Não fosse assim visceral seria branco, leitoso
Feito espuma fazendo barulho
As bolhas espocando dentro do liquidificador logo quando abro a tampa para ver se a consistência ficou do jeito que eu queria.
E nunca fica, sabe?
Desde que percebi que sou instrumento ao invés de desejo,
Transformando o que sinto em conformação forçada: é a força do tempo agindo sobre meu parco querer.
Não nos cabem pratos limpos, porque mentira de mãe é verdade cristalizada pelo passado, não se fala, é tabu inventado.
E eu finjo que não percebo
Finjo que não penso
Me mostro boba diante da sua palpável fiúza.

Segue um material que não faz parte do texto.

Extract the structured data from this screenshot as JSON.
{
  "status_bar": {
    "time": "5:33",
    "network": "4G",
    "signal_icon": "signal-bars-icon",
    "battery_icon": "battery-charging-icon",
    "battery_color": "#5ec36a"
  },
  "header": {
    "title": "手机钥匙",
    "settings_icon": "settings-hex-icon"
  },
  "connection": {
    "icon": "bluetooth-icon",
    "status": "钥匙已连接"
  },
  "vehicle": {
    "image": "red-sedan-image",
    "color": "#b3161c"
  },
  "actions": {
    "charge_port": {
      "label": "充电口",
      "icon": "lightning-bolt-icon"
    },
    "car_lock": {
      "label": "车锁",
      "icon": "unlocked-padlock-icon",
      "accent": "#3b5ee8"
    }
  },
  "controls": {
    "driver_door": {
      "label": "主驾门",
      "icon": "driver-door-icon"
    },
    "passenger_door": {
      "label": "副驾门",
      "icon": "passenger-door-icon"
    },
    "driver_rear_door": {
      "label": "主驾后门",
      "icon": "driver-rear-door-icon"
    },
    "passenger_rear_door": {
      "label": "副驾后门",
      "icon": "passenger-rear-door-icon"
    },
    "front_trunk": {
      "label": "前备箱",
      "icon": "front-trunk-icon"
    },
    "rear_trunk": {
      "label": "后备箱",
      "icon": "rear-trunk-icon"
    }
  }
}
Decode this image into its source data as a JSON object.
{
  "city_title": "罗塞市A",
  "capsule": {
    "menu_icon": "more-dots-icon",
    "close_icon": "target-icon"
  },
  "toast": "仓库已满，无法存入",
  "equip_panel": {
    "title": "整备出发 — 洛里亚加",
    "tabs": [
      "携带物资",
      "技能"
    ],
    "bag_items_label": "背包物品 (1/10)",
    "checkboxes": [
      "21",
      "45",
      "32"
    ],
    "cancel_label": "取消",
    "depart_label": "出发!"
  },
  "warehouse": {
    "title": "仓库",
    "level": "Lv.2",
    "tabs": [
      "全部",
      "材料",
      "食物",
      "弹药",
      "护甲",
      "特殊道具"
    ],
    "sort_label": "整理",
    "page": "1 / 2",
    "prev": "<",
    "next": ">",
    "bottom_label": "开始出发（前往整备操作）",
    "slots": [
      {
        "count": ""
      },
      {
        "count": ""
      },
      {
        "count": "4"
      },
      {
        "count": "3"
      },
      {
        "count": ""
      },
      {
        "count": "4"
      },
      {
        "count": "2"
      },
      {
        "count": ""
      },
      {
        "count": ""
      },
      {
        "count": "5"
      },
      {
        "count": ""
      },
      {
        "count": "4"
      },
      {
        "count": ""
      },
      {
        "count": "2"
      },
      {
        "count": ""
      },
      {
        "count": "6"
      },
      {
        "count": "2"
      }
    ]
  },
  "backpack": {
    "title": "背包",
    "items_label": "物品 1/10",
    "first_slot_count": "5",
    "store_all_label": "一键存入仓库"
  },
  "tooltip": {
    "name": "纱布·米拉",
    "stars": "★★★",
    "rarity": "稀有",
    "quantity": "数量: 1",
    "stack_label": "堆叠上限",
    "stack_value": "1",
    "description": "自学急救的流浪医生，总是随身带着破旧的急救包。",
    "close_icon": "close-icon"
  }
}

[mal se lembra que também sou Fiuza]
Pathos é pano de fundo
Parede branca, sem calor, uma descor, me dessignificando.
A desimportância de mim tange o seu triunfo
- e agora meus olhos estatelados sobre nosso passado te trazem o medo de uma máscara ter-se caído
[Agora o tempo é meu]
Volito entre o desaparecimento e uma resignação dissimulada
(e aprendida)
Sou perita rota do vazio
Sou um espelho alquebrado pelo tempo.
Adultesço longe, juntando os cacos de mim.